Alors j’ai recommencé à écrire, dans un journal pour commencer. C’est la première chose que je fais le matin, avant le lever de la maisonnée. Je prends mon moleskine (ça c’est mon côté consommateur de  beaux objets) et j’écris une entrée, peu importe le sujet, cela doit sortir. Après plus d’un mois à avoir réussi à écrire au moins quatre ou cinq fois par semaine, j’ai recommencé à écrire sur mon blogue. Ceci représente le troisième billet depuis pour un objectif sommes toute assez raisonnable d’un billet par semaine, objectif que je désire atteindre de façon stable d’ici le début du mois de mai.

Je n’ai pas l’écriture expansive non plus, alors j’aime bien garder ça court. Je n’ai pas la « chronique » facile, mais j’aime bien écrire. Voilà tout.

Résolutions et dernières nouvelles

Voici un billet écrit pendant mon séjour en France pendant le temps des fêtes. Désolé pour le délai.
— Le Pradet, 2 janvier 2010
Même si on trouve ça complètement idiot, on ne peut pas s’empêcher de prendre une résolution.
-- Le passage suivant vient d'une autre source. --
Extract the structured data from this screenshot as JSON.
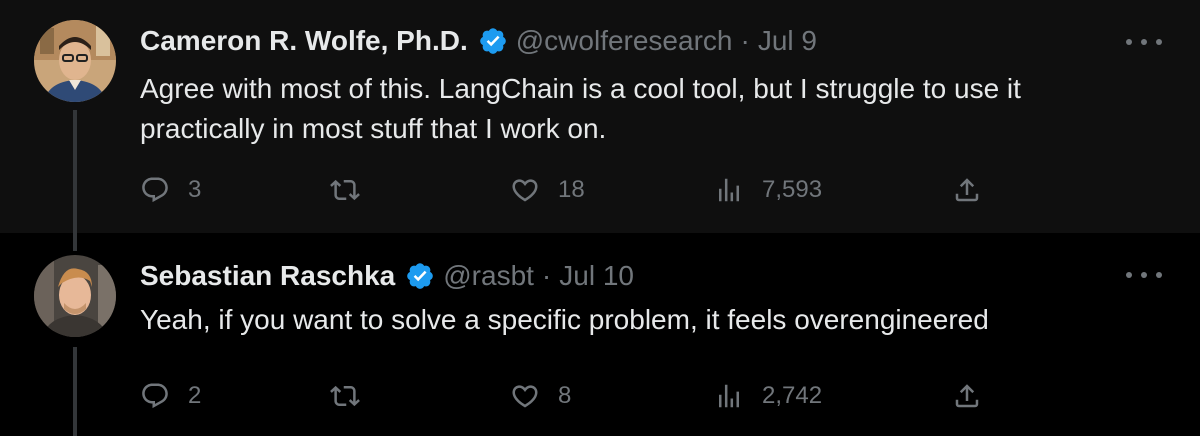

Je vais personnellement en rire un peu, bien me moquer et faire des blagues sur ceux qui font du jogging le 1er janvier, mais au fond de moi, je les jalouse secrètement.

L’année 2011 s’annonce très chargée alors j’en profite pour faire un petit bilan. Comme le dit Grand corps malade, « il faut bien faire un bilan de l’année précédente pour savoir où on va »

Je préfère plutôt faire une petite liste sur quoi j’aimerais bien mettre l’accent, outre le boulot : le dessin, la musique et ma maitrise. Faire un enfant serait aussi non négligeable comme élément!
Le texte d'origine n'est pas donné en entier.